Over the past few years regulators and examiners concentrated their efforts on problems stemming from the recent financial crisis. The trend has now turned back to money laundering and the Bank Secrecy Act.
Authorities are now investigating several big banks for failure to monitor cash transactions and thereby allowing drug dealers and terrorists to use financial institutions to assist in furthering their criminal activities.
Banks’ Failure to Take Action
HSBC, Citi, Zions Bank, The Royal Bank of Scotland, Wachovia and Standard Chartered, to name a few, have all fallen under the regulators’ lash for not implementing sufficient BSA/AML/OFAC monitoring programs. Since adequate programs were not in place, it created lapses that allowed criminal activity to flow through their institutions. Millions of dollars in penalties are being assessed.
In many of these cases, deficiencies were previously noted, but the financial institutions failed to take action. This stresses the point of always addressing exam findings before your next exam. In some cases, especially if the violation was found to be egregious, financial institutions are publicly taken to task without any prior violation noted.
Not Just a Big Bank Problem
An important thing to keep in mind is that this is not just a big bank problem; all financial institutions are at risk. I have been to many institutions of various sizes over the past couple of months where examiners have severely criticized and written up institutions for not doing enough to look for and track suspicious activity.
In many of these situations, the organizations were small, low-risk institutions with no evidence of suspicious activity.

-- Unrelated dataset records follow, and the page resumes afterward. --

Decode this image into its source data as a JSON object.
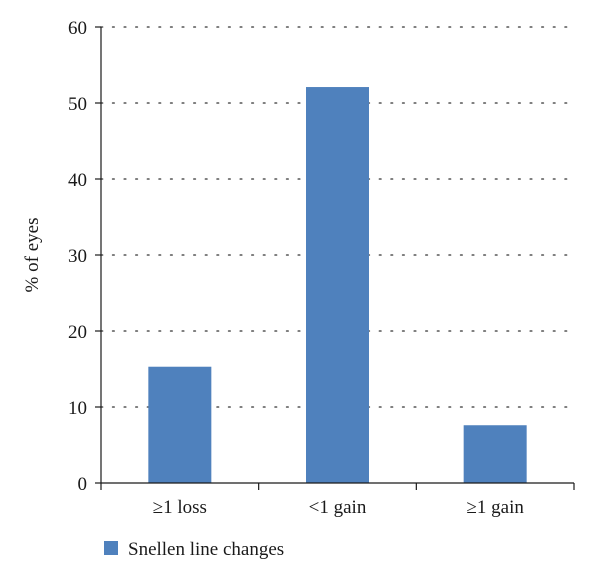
{
  "chart_data": {
    "type": "bar",
    "categories": [
      "≥1 loss",
      "<1 gain",
      "≥1 gain"
    ],
    "series": [
      {
        "name": "Snellen line changes",
        "values": [
          15.3,
          52.1,
          7.6
        ]
      }
    ],
    "xlabel": "",
    "ylabel": "% of eyes",
    "ylim": [
      0,
      60
    ],
    "yticks": [
      0,
      10,
      20,
      30,
      40,
      50,
      60
    ],
    "grid": true,
    "grid_style": "dotted",
    "legend": "bottom-left",
    "bar_color": "#4f81bd"
  }
}
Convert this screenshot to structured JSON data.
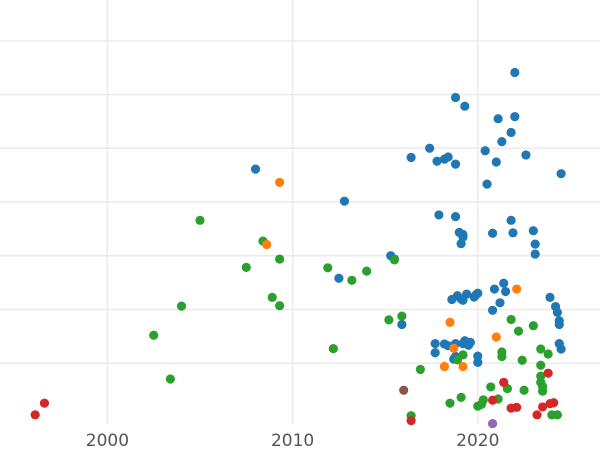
{
  "chart_data": {
    "type": "scatter",
    "title": "",
    "xlabel": "",
    "ylabel": "",
    "xlim": [
      1994.2,
      2026.6
    ],
    "ylim": [
      0,
      1
    ],
    "grid": true,
    "legend": "none",
    "xticks": [
      2000,
      2010,
      2020
    ],
    "xtick_labels": [
      "2000",
      "2010",
      "2020"
    ],
    "yticks": [
      0.128,
      0.257,
      0.386,
      0.515,
      0.644,
      0.773,
      0.902
    ],
    "series": [
      {
        "color": "#1f77b4",
        "x": [
          2008.0,
          2012.8,
          2012.5,
          2015.3,
          2015.5,
          2015.9,
          2016.4,
          2017.4,
          2017.8,
          2017.9,
          2018.2,
          2018.4,
          2018.8,
          2018.8,
          2018.8,
          2019.2,
          2019.2,
          2019.3,
          2019.0,
          2019.1,
          2018.9,
          2018.6,
          2019.4,
          2019.8,
          2019.9,
          2020.0,
          2020.4,
          2020.5,
          2020.8,
          2020.8,
          2020.9,
          2021.0,
          2021.1,
          2021.2,
          2021.3,
          2021.4,
          2021.5,
          2021.8,
          2021.8,
          2021.9,
          2022.0,
          2022.0,
          2018.4,
          2018.8,
          2019.1,
          2019.2,
          2019.5,
          2019.3,
          2019.6,
          2020.0,
          2018.7,
          2018.8,
          2018.2,
          2017.7,
          2017.7,
          2022.6,
          2023.0,
          2023.1,
          2023.1,
          2023.9,
          2024.2,
          2024.3,
          2024.4,
          2024.4,
          2024.4,
          2024.5,
          2024.5,
          2019.2,
          2020.0
        ],
        "y": [
          0.594,
          0.517,
          0.332,
          0.386,
          0.378,
          0.221,
          0.622,
          0.644,
          0.613,
          0.484,
          0.618,
          0.623,
          0.606,
          0.766,
          0.48,
          0.437,
          0.431,
          0.745,
          0.442,
          0.415,
          0.29,
          0.281,
          0.294,
          0.287,
          0.292,
          0.296,
          0.638,
          0.558,
          0.44,
          0.255,
          0.306,
          0.611,
          0.715,
          0.273,
          0.66,
          0.32,
          0.3,
          0.471,
          0.682,
          0.441,
          0.72,
          0.826,
          0.17,
          0.175,
          0.282,
          0.175,
          0.171,
          0.182,
          0.178,
          0.13,
          0.138,
          0.144,
          0.174,
          0.175,
          0.153,
          0.628,
          0.446,
          0.414,
          0.39,
          0.286,
          0.264,
          0.25,
          0.23,
          0.221,
          0.175,
          0.162,
          0.583,
          0.279,
          0.145
        ]
      },
      {
        "color": "#2ca02c",
        "x": [
          2002.5,
          2003.4,
          2004.0,
          2005.0,
          2007.5,
          2008.4,
          2008.9,
          2009.3,
          2009.3,
          2011.9,
          2012.2,
          2013.2,
          2014.0,
          2015.2,
          2015.5,
          2015.9,
          2016.4,
          2016.9,
          2018.5,
          2019.1,
          2019.2,
          2020.0,
          2020.2,
          2020.3,
          2020.7,
          2021.1,
          2021.3,
          2021.3,
          2021.6,
          2021.8,
          2022.2,
          2022.4,
          2022.5,
          2023.0,
          2023.4,
          2023.4,
          2023.4,
          2023.5,
          2023.5,
          2023.4,
          2023.8,
          2024.0,
          2024.3,
          2018.9
        ],
        "y": [
          0.195,
          0.09,
          0.265,
          0.471,
          0.358,
          0.421,
          0.286,
          0.266,
          0.378,
          0.357,
          0.163,
          0.327,
          0.349,
          0.232,
          0.376,
          0.241,
          0.002,
          0.113,
          0.032,
          0.046,
          0.148,
          0.025,
          0.029,
          0.04,
          0.071,
          0.042,
          0.144,
          0.155,
          0.067,
          0.233,
          0.205,
          0.135,
          0.063,
          0.218,
          0.162,
          0.123,
          0.097,
          0.072,
          0.061,
          0.082,
          0.15,
          0.004,
          0.004,
          0.136
        ]
      },
      {
        "color": "#ff7f0e",
        "x": [
          2008.6,
          2009.3,
          2018.2,
          2019.2,
          2018.5,
          2018.7,
          2021.0,
          2022.1
        ],
        "y": [
          0.413,
          0.562,
          0.12,
          0.12,
          0.226,
          0.164,
          0.191,
          0.306
        ]
      },
      {
        "color": "#d62728",
        "x": [
          1996.1,
          1996.6,
          2016.4,
          2021.4,
          2021.8,
          2022.1,
          2023.2,
          2023.5,
          2023.9,
          2024.1,
          2023.8,
          2020.8
        ],
        "y": [
          0.004,
          0.032,
          -0.01,
          0.082,
          0.02,
          0.022,
          0.004,
          0.023,
          0.031,
          0.033,
          0.104,
          0.039
        ]
      },
      {
        "color": "#8c564b",
        "x": [
          2016.0
        ],
        "y": [
          0.063
        ]
      },
      {
        "color": "#9467bd",
        "x": [
          2020.8
        ],
        "y": [
          -0.017
        ]
      }
    ]
  },
  "axis": {
    "x_labels": [
      "2000",
      "2010",
      "2020"
    ]
  }
}
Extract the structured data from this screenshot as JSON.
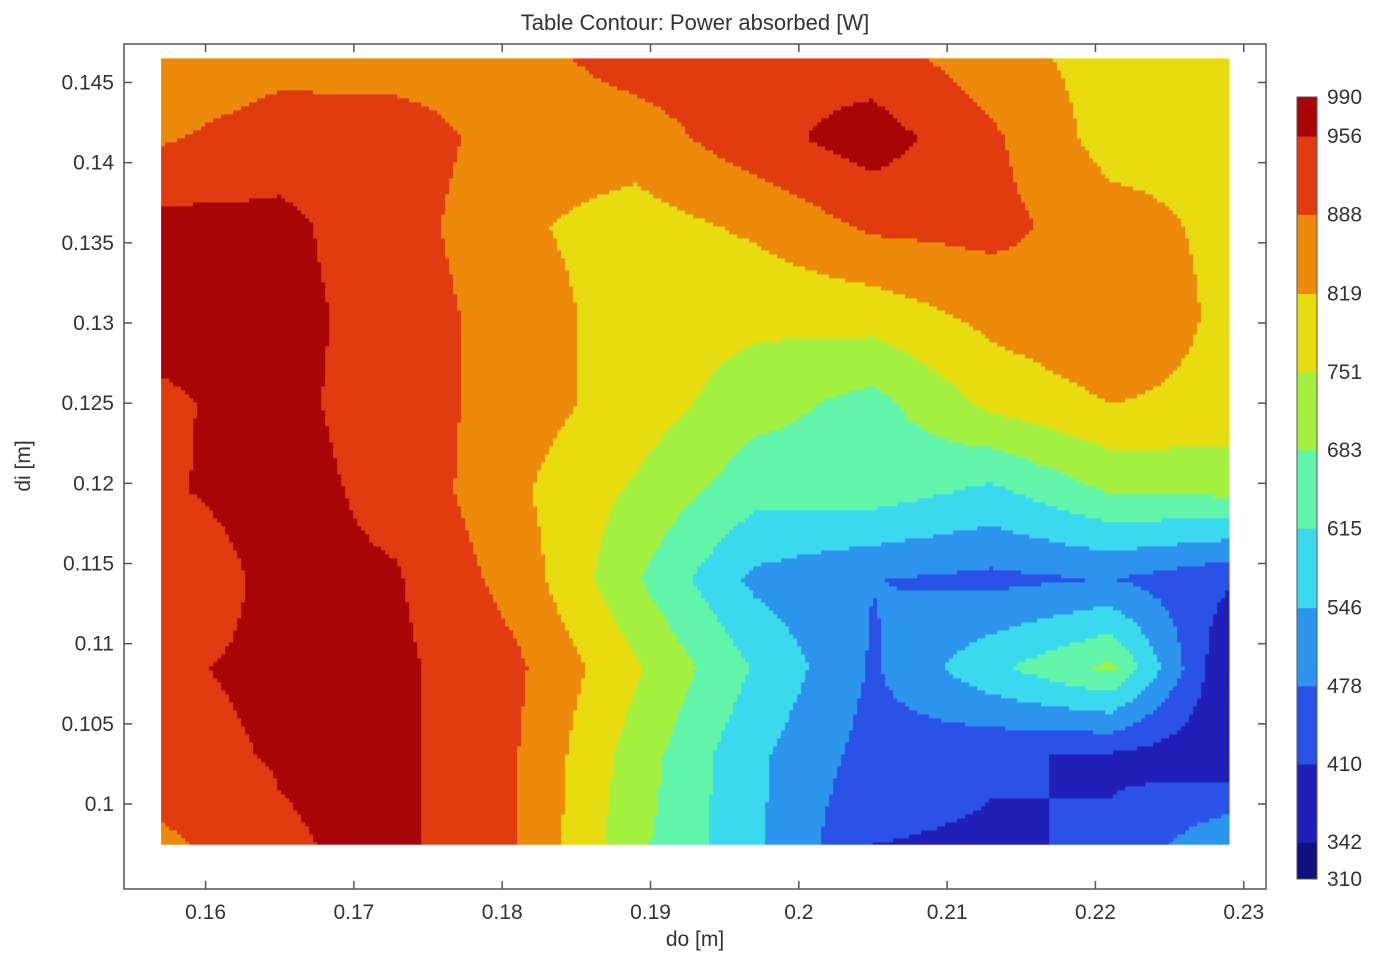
{
  "chart_data": {
    "type": "heatmap",
    "subtype": "filled-contour",
    "title": "Table Contour: Power absorbed [W]",
    "xlabel": "do [m]",
    "ylabel": "di [m]",
    "xlim": [
      0.1545,
      0.2315
    ],
    "ylim": [
      0.0947,
      0.1474
    ],
    "data_extent": {
      "x": [
        0.157,
        0.229
      ],
      "y": [
        0.0975,
        0.1465
      ]
    },
    "x_ticks": [
      0.16,
      0.17,
      0.18,
      0.19,
      0.2,
      0.21,
      0.22,
      0.23
    ],
    "x_tick_labels": [
      "0.16",
      "0.17",
      "0.18",
      "0.19",
      "0.2",
      "0.21",
      "0.22",
      "0.23"
    ],
    "y_ticks": [
      0.1,
      0.105,
      0.11,
      0.115,
      0.12,
      0.125,
      0.13,
      0.135,
      0.14,
      0.145
    ],
    "y_tick_labels": [
      "0.1",
      "0.105",
      "0.11",
      "0.115",
      "0.12",
      "0.125",
      "0.13",
      "0.135",
      "0.14",
      "0.145"
    ],
    "colorbar": {
      "levels": [
        310,
        342,
        410,
        478,
        546,
        615,
        683,
        751,
        819,
        888,
        956,
        990
      ],
      "labels": [
        "310",
        "342",
        "410",
        "478",
        "546",
        "615",
        "683",
        "751",
        "819",
        "888",
        "956",
        "990"
      ],
      "colors": [
        "#10107e",
        "#2020b8",
        "#2a52e6",
        "#2c94ec",
        "#3ad9ee",
        "#60f5a8",
        "#a4f040",
        "#e6dc10",
        "#ee8a0a",
        "#e03c10",
        "#a80606"
      ]
    },
    "grid": false,
    "x": [
      0.157,
      0.165,
      0.173,
      0.181,
      0.189,
      0.197,
      0.205,
      0.213,
      0.221,
      0.229
    ],
    "y": [
      0.0975,
      0.103,
      0.1085,
      0.114,
      0.1195,
      0.125,
      0.1305,
      0.136,
      0.1415,
      0.1465
    ],
    "z": [
      [
        870,
        950,
        970,
        890,
        700,
        560,
        410,
        400,
        420,
        540
      ],
      [
        940,
        960,
        970,
        890,
        720,
        560,
        450,
        420,
        400,
        360
      ],
      [
        950,
        965,
        970,
        900,
        760,
        610,
        470,
        600,
        700,
        340
      ],
      [
        920,
        970,
        960,
        860,
        690,
        530,
        480,
        460,
        480,
        420
      ],
      [
        950,
        975,
        940,
        830,
        740,
        640,
        650,
        600,
        690,
        700
      ],
      [
        950,
        970,
        930,
        850,
        790,
        710,
        660,
        770,
        820,
        800
      ],
      [
        970,
        975,
        930,
        850,
        790,
        770,
        780,
        840,
        880,
        800
      ],
      [
        980,
        970,
        920,
        830,
        790,
        830,
        900,
        910,
        850,
        800
      ],
      [
        880,
        930,
        930,
        850,
        850,
        930,
        990,
        900,
        790,
        800
      ],
      [
        820,
        860,
        850,
        860,
        920,
        940,
        920,
        850,
        790,
        790
      ]
    ]
  }
}
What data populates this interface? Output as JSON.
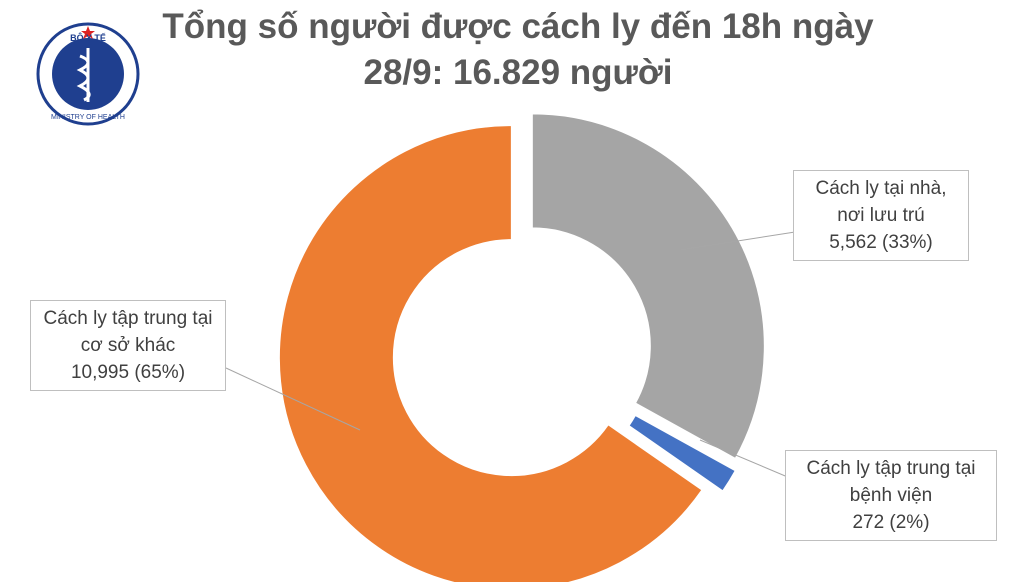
{
  "logo": {
    "top_text": "BỘ Y TẾ",
    "bottom_text": "MINISTRY OF HEALTH"
  },
  "chart_data": {
    "type": "donut",
    "title": "Tổng số người được cách ly đến 18h ngày 28/9: 16.829 người",
    "categories": [
      "Cách ly tại nhà, nơi lưu trú",
      "Cách ly tập trung tại bệnh viện",
      "Cách ly tập trung tại cơ sở khác"
    ],
    "values": [
      5562,
      272,
      10995
    ],
    "value_labels": [
      "5,562 (33%)",
      "272 (2%)",
      "10,995 (65%)"
    ],
    "colors": [
      "#a5a5a5",
      "#4472c4",
      "#ed7d31"
    ]
  }
}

The examiners’ concerns were that if there had been suspicious activity, it wouldn't have been caught because the credit unions were not looking for it.
What Examiners Want to See
Even if you have the same examiner as previous years, you are not in the clear. I spoke to a few institutions that had the same examiner as their previous exam, and they still had their programs ripped apart, analyzed and criticized.
So, what can you do to put up a strong defense against regulatory scrutiny? Here are a couple of tips:
Evaluate your BSA/AML program.
Examiners are putting emphasis on the last time you evaluated your program to make sure it is still sufficient for "current" risk. Are you validating the data is coming into your AML system accurately?
Conduct an independent evaluation on a regular basis.
Not only is it important, but it is required to get an outside opinion on your institution’s suspicious activity monitoring program.
The FFIEC BSA/AML Manual stresses that your program must be risk-based, periodically reviewed by the BSA Officer and also independently reviewed to ensure that if suspicious activity is or was to occur at your institution it will not go unidentified and unreported.
Periodically has unofficially been accepted as annually, unless there has been an acquisition, merger or other major event at your institution.
Examiners are cracking down, and you need to be prepared. Are you doing enough?